Bölüm 1: GECE KUŞU.

968 24 9
                                    

Multi'de Devrim'i sürükleyen, bizimkinlerin söykediği şarkı var. İyi okumlar dileriz!

+++++

Yelkovan on ikiye vurduğunda dudaklarım keyifle yukarı doğru kıvrıldı. Ölmek için güzel bir zaman dilimiydi.

Sigaramdan hafifçe bir soluk çekip ciğerlerime hapsettim. Şu hayatımda üç şeye değer veriyordum; sigara, arabalar ve abim...

"Gece kuşu, artık uyusan diyorum." Abimin uykulu sesi kulaklarıma dolunca, oturduğum tahta sandalyenin kulak sağır edcek gıcırdamasıyla arkama doğru döndüm.

Pencere pervazına yaslanmış, kızarmış gözler, mor göz altlarıyla bana bakıyordu. Onun bu hâli, gerçekten benim abim olduğunu kanıtlıyordu. Fakat; kızarık gözleri uykusuzluktan değil çok içmektendi.

"Benim uyumam, senin içki içmemenle ölümüne kapışır abi." sersem sersem sırıtıp yaslandığı duvardan hafifçe çekildi.

"Çok konuşma da çabuk hazırlan, seninle işim var." Cümlesini bitirip içeri doğru giderken bağırdım.

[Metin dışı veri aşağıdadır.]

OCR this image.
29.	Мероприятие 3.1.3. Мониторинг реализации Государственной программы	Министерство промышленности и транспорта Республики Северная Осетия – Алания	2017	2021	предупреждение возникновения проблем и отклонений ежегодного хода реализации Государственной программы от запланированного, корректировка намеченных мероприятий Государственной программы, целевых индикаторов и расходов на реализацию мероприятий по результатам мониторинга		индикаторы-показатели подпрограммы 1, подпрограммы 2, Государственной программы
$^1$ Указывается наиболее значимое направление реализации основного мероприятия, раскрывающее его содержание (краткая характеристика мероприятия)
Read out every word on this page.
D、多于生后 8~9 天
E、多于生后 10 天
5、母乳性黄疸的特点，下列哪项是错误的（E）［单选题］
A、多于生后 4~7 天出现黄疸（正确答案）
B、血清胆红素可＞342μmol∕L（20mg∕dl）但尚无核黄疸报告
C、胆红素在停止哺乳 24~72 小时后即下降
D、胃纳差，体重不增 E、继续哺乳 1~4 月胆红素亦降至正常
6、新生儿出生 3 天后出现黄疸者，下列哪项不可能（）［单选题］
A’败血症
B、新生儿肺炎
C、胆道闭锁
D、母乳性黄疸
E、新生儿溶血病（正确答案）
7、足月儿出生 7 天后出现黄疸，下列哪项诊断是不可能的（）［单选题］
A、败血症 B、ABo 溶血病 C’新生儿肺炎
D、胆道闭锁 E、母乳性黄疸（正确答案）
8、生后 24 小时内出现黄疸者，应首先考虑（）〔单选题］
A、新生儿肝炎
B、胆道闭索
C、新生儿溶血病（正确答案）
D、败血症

"Bu saatte nereye?" Odanın kapısının kapanma sesini duyunca beni her zamanki gibi takmadığını anladım.

Bitmiş sigaramın izmaritini balkon demirlerinde söndürüp aşağı attım. Odama girmek için hızlı adımlarla balkondan çıktım.

Odanın sol tarafında kalan, beyaz dolabın kapaklarını açtım. Karmakarışık kıyafetlerimi görünce nefesimi seslice verdim.

Kendi kendime burayı bir zaman sonra toplama kararı alıp, siyah yüksek bel şortla beyaz yarım büstiyerimi zar zor bulup yatağın üstüne fırlattım.

Saçlarımı yapma gereği duymadan koşar adımlarla aşağı indim.

Beni görünce kristal içki bardağını masaya bıraktı. Bardağın mermere vuran tok sesi boş salonu yankılarken abim deri ceketini, mayhoş hareketlerle giymeye çalışıyordu.

"Bir saat boyunca hazırlanmanızı neye borçluyuz Devrim Hanım?" askılıktaki koyu gri kot ceketimi üstümü geçirirken cevap verdim.

"Sarhoş hâlinle hiç çekilmediğini biliyor musun?"

"Kapa çeneni." Siyah butileri ayağıma geçirirken kıkırdamamı saklayamamıştım.

Ahşap dış kapıyı açarak dışarı çıknca, bende beklemeyip arkasından çıktım.

Abim hızlı bir şekilde, arabanın anahtarını bana fırlatınca çevik bir hareketle havada yakaladım.

Vakit kaynetmeden ön koltuğa oturup, anahtarı kontağa sokarak arabayı çalıştırdım.

Hızla gaza yüklenip ani bir hareketle direksiyonu sağa kırdım. Yan koltukta oturan abimin gülme seslerini işitince kafamı ona doğru çevirdim.

"Ne var, neden gülüyorsun?"

"İşte benim kardeşim!" dediğinde dudaklarımın arasından bir kahkaha kaçtı.

Evden tam olarak uzaklaştığımızda, "Hâlâ nereye gideceğimizi söylemedin," diyerek sessizliği bozdum.

"Dark Hell" Kafamı olumlu anlamda sallayıp abimin siyah spor arabasını istediği yere sürdüm.

Eski sokaklardan geçtikten sonra, abim yavaşlamam için söylendi.

Ayağımı gazdan hafifçe çekip arabayı durdurdum.